Some of the discrepancies were observed with BVAS, according to reports from polling units across the country, where the device malfunctioned, effectively disenfranchising multitudes who could not be accredited to vote despite being registered voters in possession of the requisite Permanent Voters Card.

In another instance, the INEC establishment is being criticised for its failure to live up to the task of making results information available in real-time through the online transmission of results from polling units via images of results sheets that are supposed to be captured by the BVAS machine.

Is election tech the answer?

Technology is often tipped to remove the potential for election fraud, dangers of programming errors, virus attacks, software attacks, or system hacking, and even the possibility of phoney polling units, drawing election authorities to it.

Database and server back-end problems are challenging and frequently contentious. In the case presented before the elections tribunal by a loser in the presidential election, INEC’s server troubles in the 2019 general elections in Nigeria were crucial.

The most concerning problem, however, is the technological manipulation of the outcomes. There have been allegations of collusion between election technology companies and political parties in a number of countries, including the US (more specifically, the state of California during the Democratic Party primaries in 2016), Kenya (most infamously in 2013 and 2017), Congo-Kinshasa (2018), Venezuela (2017), and the Philippines (2017). (2022). The legitimacy of “smart elections” is seriously in jeopardy, as highlighted in this article by Dengiyefa Angalapu, a Research Analyst with the Centre for Democracy and Development.

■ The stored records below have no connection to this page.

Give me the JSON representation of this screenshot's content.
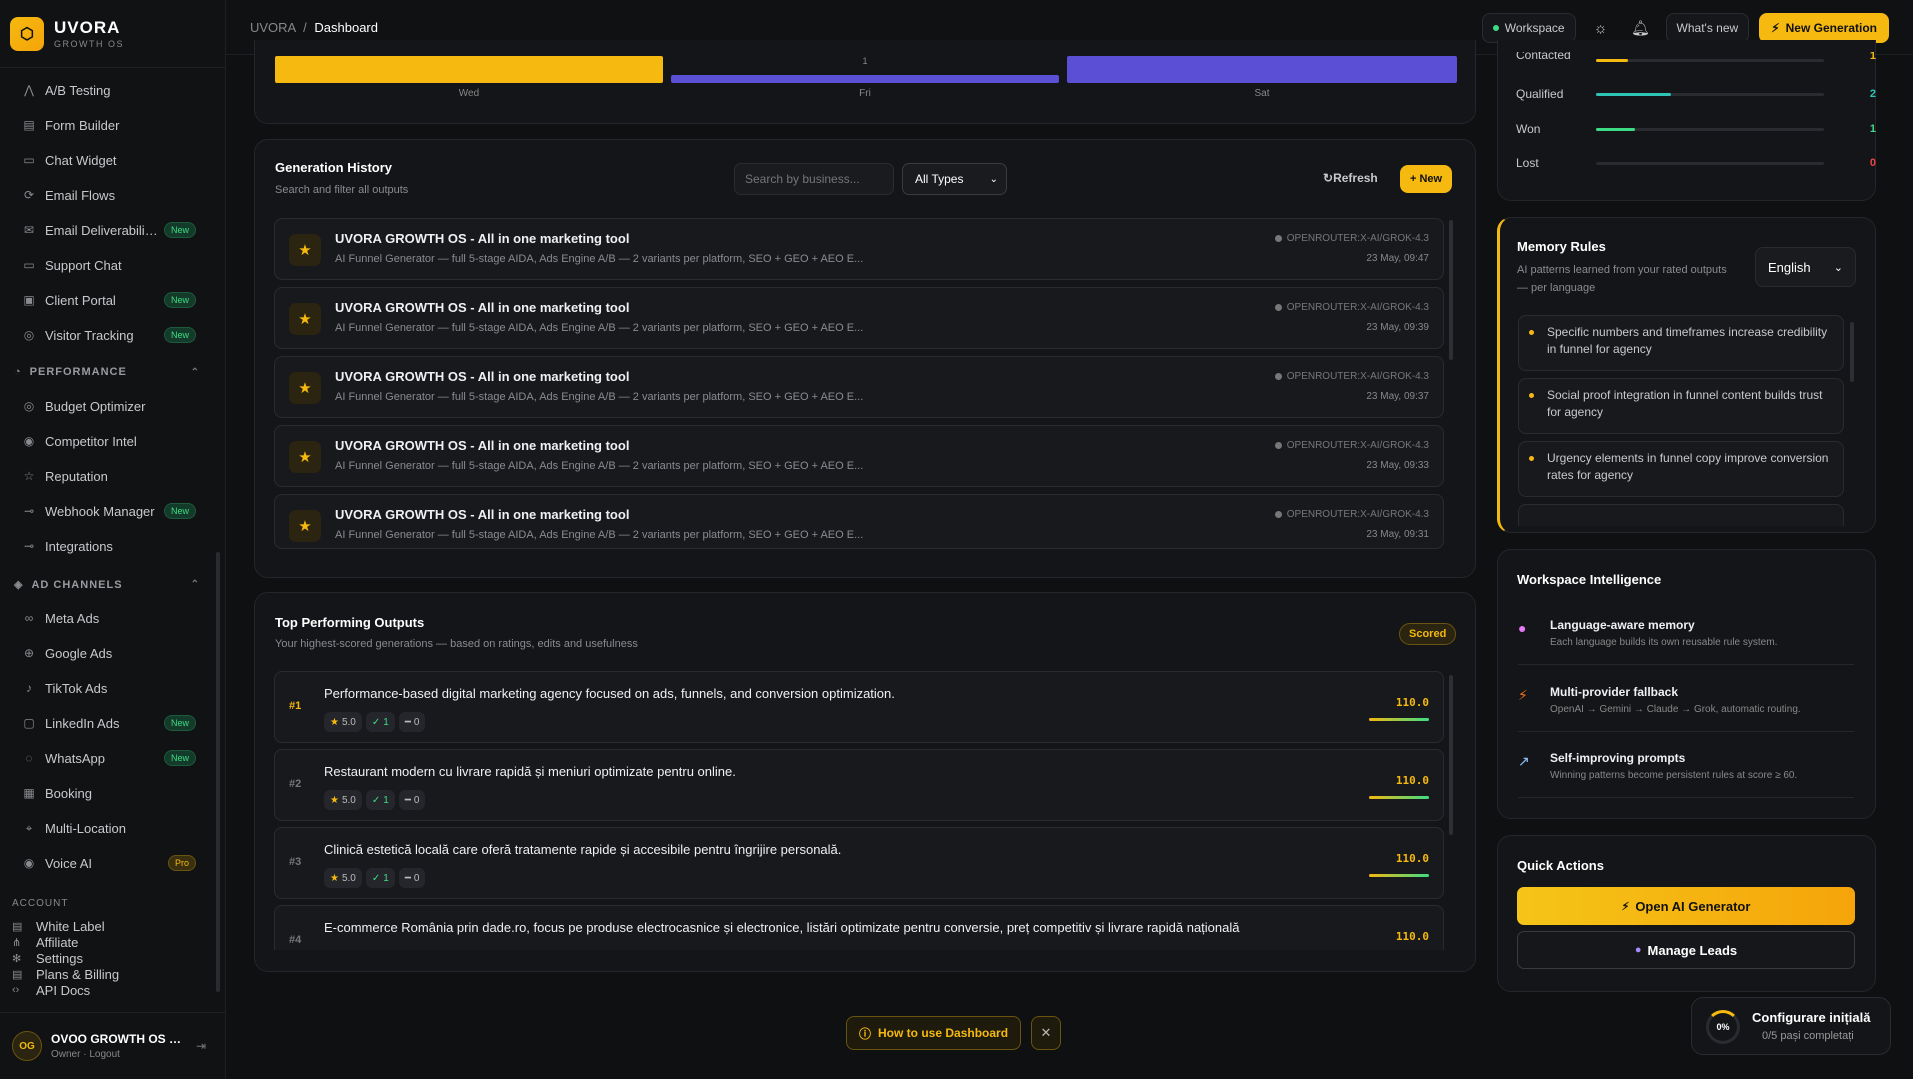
{
  "app": {
    "name": "UVORA",
    "tagline": "GROWTH OS"
  },
  "topbar": {
    "breadcrumb_root": "UVORA",
    "breadcrumb_sep": "/",
    "breadcrumb_current": "Dashboard",
    "workspace_label": "Workspace",
    "whats_new": "What's new",
    "new_generation": "New Generation"
  },
  "sidebar": {
    "items": [
      {
        "label": "A/B Testing",
        "icon": "ab-test-icon",
        "badge": ""
      },
      {
        "label": "Form Builder",
        "icon": "form-icon",
        "badge": ""
      },
      {
        "label": "Chat Widget",
        "icon": "chat-icon",
        "badge": ""
      },
      {
        "label": "Email Flows",
        "icon": "flow-icon",
        "badge": ""
      },
      {
        "label": "Email Deliverabili…",
        "icon": "mail-icon",
        "badge": "New"
      },
      {
        "label": "Support Chat",
        "icon": "support-icon",
        "badge": ""
      },
      {
        "label": "Client Portal",
        "icon": "portal-icon",
        "badge": "New"
      },
      {
        "label": "Visitor Tracking",
        "icon": "tracking-icon",
        "badge": "New"
      }
    ],
    "performance_header": "PERFORMANCE",
    "performance_items": [
      {
        "label": "Budget Optimizer",
        "badge": ""
      },
      {
        "label": "Competitor Intel",
        "badge": ""
      },
      {
        "label": "Reputation",
        "badge": ""
      },
      {
        "label": "Webhook Manager",
        "badge": "New"
      },
      {
        "label": "Integrations",
        "badge": ""
      }
    ],
    "ad_channels_header": "AD CHANNELS",
    "ad_items": [
      {
        "label": "Meta Ads",
        "badge": ""
      },
      {
        "label": "Google Ads",
        "badge": ""
      },
      {
        "label": "TikTok Ads",
        "badge": ""
      },
      {
        "label": "LinkedIn Ads",
        "badge": "New"
      },
      {
        "label": "WhatsApp",
        "badge": "New"
      },
      {
        "label": "Booking",
        "badge": ""
      },
      {
        "label": "Multi-Location",
        "badge": ""
      },
      {
        "label": "Voice AI",
        "badge": "Pro"
      }
    ],
    "account_header": "ACCOUNT",
    "account_items": [
      "White Label",
      "Affiliate",
      "Settings",
      "Plans & Billing",
      "API Docs"
    ],
    "user": {
      "initials": "OG",
      "name": "OVOO GROWTH OS …",
      "role": "Owner · Logout"
    }
  },
  "weekly_chart": {
    "days": [
      "Wed",
      "Fri",
      "Sat"
    ],
    "value_label_fri": "1"
  },
  "history": {
    "title": "Generation History",
    "subtitle": "Search and filter all outputs",
    "search_placeholder": "Search by business...",
    "type_filter": "All Types",
    "refresh": "Refresh",
    "new": "+ New",
    "rows": [
      {
        "title": "UVORA GROWTH OS - All in one marketing tool",
        "desc": "AI Funnel Generator — full 5-stage AIDA, Ads Engine A/B — 2 variants per platform, SEO + GEO + AEO E...",
        "model": "OPENROUTER:X-AI/GROK-4.3",
        "date": "23 May, 09:47"
      },
      {
        "title": "UVORA GROWTH OS - All in one marketing tool",
        "desc": "AI Funnel Generator — full 5-stage AIDA, Ads Engine A/B — 2 variants per platform, SEO + GEO + AEO E...",
        "model": "OPENROUTER:X-AI/GROK-4.3",
        "date": "23 May, 09:39"
      },
      {
        "title": "UVORA GROWTH OS - All in one marketing tool",
        "desc": "AI Funnel Generator — full 5-stage AIDA, Ads Engine A/B — 2 variants per platform, SEO + GEO + AEO E...",
        "model": "OPENROUTER:X-AI/GROK-4.3",
        "date": "23 May, 09:37"
      },
      {
        "title": "UVORA GROWTH OS - All in one marketing tool",
        "desc": "AI Funnel Generator — full 5-stage AIDA, Ads Engine A/B — 2 variants per platform, SEO + GEO + AEO E...",
        "model": "OPENROUTER:X-AI/GROK-4.3",
        "date": "23 May, 09:33"
      },
      {
        "title": "UVORA GROWTH OS - All in one marketing tool",
        "desc": "AI Funnel Generator — full 5-stage AIDA, Ads Engine A/B — 2 variants per platform, SEO + GEO + AEO E...",
        "model": "OPENROUTER:X-AI/GROK-4.3",
        "date": "23 May, 09:31"
      }
    ]
  },
  "top_outputs": {
    "title": "Top Performing Outputs",
    "subtitle": "Your highest-scored generations — based on ratings, edits and usefulness",
    "badge": "Scored",
    "rows": [
      {
        "rank": "#1",
        "title": "Performance-based digital marketing agency focused on ads, funnels, and conversion optimization.",
        "rating": "5.0",
        "approvals": "1",
        "edits": "0",
        "score": "110.0"
      },
      {
        "rank": "#2",
        "title": "Restaurant modern cu livrare rapidă și meniuri optimizate pentru online.",
        "rating": "5.0",
        "approvals": "1",
        "edits": "0",
        "score": "110.0"
      },
      {
        "rank": "#3",
        "title": "Clinică estetică locală care oferă tratamente rapide și accesibile pentru îngrijire personală.",
        "rating": "5.0",
        "approvals": "1",
        "edits": "0",
        "score": "110.0"
      },
      {
        "rank": "#4",
        "title": "E-commerce România prin dade.ro, focus pe produse electrocasnice și electronice, listări optimizate pentru conversie, preț competitiv și livrare rapidă națională",
        "rating": "",
        "approvals": "",
        "edits": "",
        "score": "110.0"
      }
    ]
  },
  "pipeline": {
    "rows": [
      {
        "label": "Contacted",
        "value": "1",
        "fill": 0.14,
        "color": "#f5b90f"
      },
      {
        "label": "Qualified",
        "value": "2",
        "fill": 0.33,
        "color": "#2ec4b6"
      },
      {
        "label": "Won",
        "value": "1",
        "fill": 0.17,
        "color": "#3ddc84"
      },
      {
        "label": "Lost",
        "value": "0",
        "fill": 0,
        "color": "#ef4444"
      }
    ]
  },
  "memory_rules": {
    "title": "Memory Rules",
    "subtitle": "AI patterns learned from your rated outputs — per language",
    "language": "English",
    "rules": [
      "Specific numbers and timeframes increase credibility in funnel for agency",
      "Social proof integration in funnel content builds trust for agency",
      "Urgency elements in funnel copy improve conversion rates for agency"
    ]
  },
  "workspace_intel": {
    "title": "Workspace Intelligence",
    "items": [
      {
        "title": "Language-aware memory",
        "desc": "Each language builds its own reusable rule system.",
        "icon": "brain-icon"
      },
      {
        "title": "Multi-provider fallback",
        "desc": "OpenAI → Gemini → Claude → Grok, automatic routing.",
        "icon": "bolt-icon"
      },
      {
        "title": "Self-improving prompts",
        "desc": "Winning patterns become persistent rules at score ≥ 60.",
        "icon": "chart-icon"
      }
    ]
  },
  "quick_actions": {
    "title": "Quick Actions",
    "open_generator": "Open AI Generator",
    "manage_leads": "Manage Leads"
  },
  "help": {
    "label": "How to use Dashboard"
  },
  "setup": {
    "percent": "0%",
    "title": "Configurare inițială",
    "progress": "0/5 pași completați"
  },
  "colors": {
    "accent": "#f5b90f",
    "purple": "#5b4fd6",
    "green": "#3ddc84"
  }
}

“The growing disenchantment with election technology worldwide is perhaps best captured by the lawsuit submitted by Raila Odinga, the first runner-up in Kenya’s 2022 presidential election, suggesting that wholesale adoption of electoral technologies did not diminish election rigging,” Angalapu argued.

“Evidence shows that technologically advanced countries are increasingly apprehensive about completely shifting to technology, and some, like Germany, are even cutting down on the use of election technology because of security risks,” he pointed out.

Nevertheless, Nigerians – and perhaps the rest of the continent – would be hoping to see all the issues addressed in a just manner as collation is in progress while holding their breath in anticipation of a favourable outcome in Africa’s largest democracy and biggest economy which has evidently gone backwards over the last eight years.